From: Trond Myklebust <trondmy@primarydata.com>
To: Alexey Dobriyan <adobriyan@gmail.com>
CC: "linux-nfs@vger.kernel.org" <linux-nfs@vger.kernel.org>,
        Schumaker Anna <anna.schumaker@netapp.com>,
        Weston Andros Adamson <dros@primarydata.com>
Subject: Re: RHEL7 hang (and probably mainline) while copying big files
 because of subrequests merging(?)
Date: Mon, 11 Jul 2016 13:28:03 +0000
Message-ID: <E70C1354-A1F7-47F3-A810-344BA5BE51AB@primarydata.com>
References: <CACVxJT8fYGqGbHz97xVR1fWtq3YEfQoN7180fEW-Q27UgD=3Ag@mail.gmail.com>
In-Reply-To: <CACVxJT8fYGqGbHz97xVR1fWtq3YEfQoN7180fEW-Q27UgD=3Ag@mail.gmail.com>
MIME-Version: 1.0
Content-Type: text/plain; charset=WINDOWS-1252
Sender: linux-nfs-owner@vger.kernel.org


> On Jul 11, 2016, at 08:59, Alexey Dobriyan <adobriyan@gmail.com> wrote:
> 
> We have a customer who was able to reliably reproduce the following hang:
> (hang itself is rare but there are many machines, so it is not rare)
> 
> INFO: task ascp:66692 blocked for more than 120 seconds.
> 
>> bt 66692
> PID: 66692  TASK: ffff883f124ba280  CPU: 5   COMMAND: "ascp"
> 
> __schedule
> schedule
> schedule_timeout
> io_schedule_timeout
> io_schedule
> nfs_wait_bit_uninterruptible
> __wait_on_bit
> out_of_line_wait_on_bit
> nfs_wait_on_request
> nfs_try_to_update_request
> nfs_setup_write_request
> nfs_writepage_setup
> nfs_updatepage
> nfs_write_end
> generic_file_buffered_write
> __generic_file_aio_write
> generic_file_aio_write
> nfs_file_write
> do_sync_write
> vfs_write
> sys_write
> system_call_fastpath
> 
> ascp is Aspera secure copy program.

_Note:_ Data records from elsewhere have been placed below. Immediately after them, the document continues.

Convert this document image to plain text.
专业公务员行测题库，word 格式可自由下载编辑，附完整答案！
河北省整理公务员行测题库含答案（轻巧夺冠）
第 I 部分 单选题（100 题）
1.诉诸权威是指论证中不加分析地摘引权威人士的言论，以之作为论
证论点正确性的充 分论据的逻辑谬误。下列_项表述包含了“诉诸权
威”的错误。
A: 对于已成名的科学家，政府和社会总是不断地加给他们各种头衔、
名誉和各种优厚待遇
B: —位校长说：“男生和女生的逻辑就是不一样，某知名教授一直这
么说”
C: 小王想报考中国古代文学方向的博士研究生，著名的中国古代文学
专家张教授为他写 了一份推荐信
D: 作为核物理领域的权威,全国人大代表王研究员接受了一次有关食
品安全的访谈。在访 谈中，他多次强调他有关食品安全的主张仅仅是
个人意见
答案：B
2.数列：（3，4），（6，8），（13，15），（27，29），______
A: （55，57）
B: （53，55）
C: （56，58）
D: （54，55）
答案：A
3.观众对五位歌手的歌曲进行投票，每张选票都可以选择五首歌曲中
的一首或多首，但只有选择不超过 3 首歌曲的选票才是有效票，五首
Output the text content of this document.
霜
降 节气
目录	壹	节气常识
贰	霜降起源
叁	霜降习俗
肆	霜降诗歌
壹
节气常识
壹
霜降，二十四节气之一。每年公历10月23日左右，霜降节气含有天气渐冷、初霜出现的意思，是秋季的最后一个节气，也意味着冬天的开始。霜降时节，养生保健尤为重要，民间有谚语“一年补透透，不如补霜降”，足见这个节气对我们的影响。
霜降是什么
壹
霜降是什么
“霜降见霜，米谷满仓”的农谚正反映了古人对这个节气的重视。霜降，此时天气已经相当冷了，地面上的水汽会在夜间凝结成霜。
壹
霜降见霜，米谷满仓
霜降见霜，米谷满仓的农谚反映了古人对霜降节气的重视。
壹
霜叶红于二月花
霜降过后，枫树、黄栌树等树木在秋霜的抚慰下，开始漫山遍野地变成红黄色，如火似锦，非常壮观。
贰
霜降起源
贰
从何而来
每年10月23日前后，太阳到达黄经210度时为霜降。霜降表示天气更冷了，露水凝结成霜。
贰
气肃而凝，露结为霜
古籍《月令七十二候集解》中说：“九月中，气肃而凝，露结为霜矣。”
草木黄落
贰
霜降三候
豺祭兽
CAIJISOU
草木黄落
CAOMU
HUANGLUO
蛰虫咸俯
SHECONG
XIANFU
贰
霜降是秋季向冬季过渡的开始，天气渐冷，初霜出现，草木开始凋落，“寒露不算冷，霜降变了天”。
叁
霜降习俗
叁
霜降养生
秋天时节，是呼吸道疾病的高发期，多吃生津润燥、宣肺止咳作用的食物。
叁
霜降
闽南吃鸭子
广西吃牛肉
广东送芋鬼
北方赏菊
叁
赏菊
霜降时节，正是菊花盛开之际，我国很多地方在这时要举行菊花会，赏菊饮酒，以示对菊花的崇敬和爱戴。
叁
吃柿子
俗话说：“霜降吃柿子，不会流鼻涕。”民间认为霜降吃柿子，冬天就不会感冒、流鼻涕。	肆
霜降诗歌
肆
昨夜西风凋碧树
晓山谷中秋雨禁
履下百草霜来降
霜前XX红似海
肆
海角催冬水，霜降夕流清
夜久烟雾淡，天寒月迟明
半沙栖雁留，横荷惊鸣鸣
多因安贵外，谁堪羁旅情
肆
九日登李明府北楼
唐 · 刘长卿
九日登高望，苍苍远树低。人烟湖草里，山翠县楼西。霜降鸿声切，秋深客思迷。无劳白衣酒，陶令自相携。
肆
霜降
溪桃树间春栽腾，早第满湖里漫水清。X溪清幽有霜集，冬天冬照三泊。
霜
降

It is multithreaded.
> When the hang happens, 5 threads are in S-state and 1 on D-state.
> 
> The workload is copying ~100+ GB files over NFS3 with 10GiB ethernet
> with the following mount options:
> rw,relatime,vers=3,rsize=131072,wsize=524288,namlen=255,hard,proto=tcp,timeo=600,retrans=2,sec=sys,mountaddr=X.X.X.X,mountvers=3,mountport=300,mountproto=udp,local_lock=none,addr=X.X.X.X
> 
> We got coredump (2 actually) and observations are below:
> 
> 1) one of the inode's pagecache pages has page->private available:
> struct nfs_page {
>  wb_list = {
>    next = 0xffff885623ac4f80,
>    prev = 0xffff885623ac4f80
>  },
>  wb_page = 0xffffea01218c2600,
>  wb_context = 0xffff887f2265de00,
>  wb_lock_context = 0xffff887f2265de00,
>  wb_index = 2649328,
>  wb_offset = 0,
>  wb_pgbase = 0,
>  wb_bytes = 0,
>  wb_kref = {
>    refcount = {
>      counter = 3
>    }
>  },
>  wb_flags = 19,
>  wb_verf = {
>    data = "\000\000\000\000\000\000\000"
>  },
>  wb_this_page = 0xffff885623ac4f80,
>  wb_head = 0xffff885623ac4f80
> }
> 
> ->wb_list is always empty,
> ->wb_bytes is always 0 (!).
> ->wb_kref is always 3.
> ->wb_flags = PG_BUSY|PG_MAPPED|PG_INODE_REF,
> 
> page->flags = 0x2869 =
> PG_writeback|PG_private|PG_active|PF_lru|PG_uptodate|PG_locked
> 
> The zero-length request is created at nfs_create_request():
> WARN_ON_ONCE(req->wb_bytes == 0)
> nfs_create_request
> nfs_setup_write_request
> nfs_updatepage
> nfs_write_end
> generic_perform_write
> generic_file_buffered_write
> __generic_file_aio_write
> generic_file_aio_write
> nfs_file_write
> do_sync_write
> vfs_write
> SyS_write
> 
> with count=0 coming from generic_perform_write (where else?).
> 
> Customer is saying that RHEL6 was totally OK, and there are several reports
> of other people hitting same bug with RHEL7:
> https://gist.github.com/Millnert/ecc10d8cc79c81b55d7f
> https://bugs.centos.org/view.php?id=9284
> 

Why is this being reported here and not to Red Hat? Is the bug reproducible on the upstream kernel?

Cheers
  Trond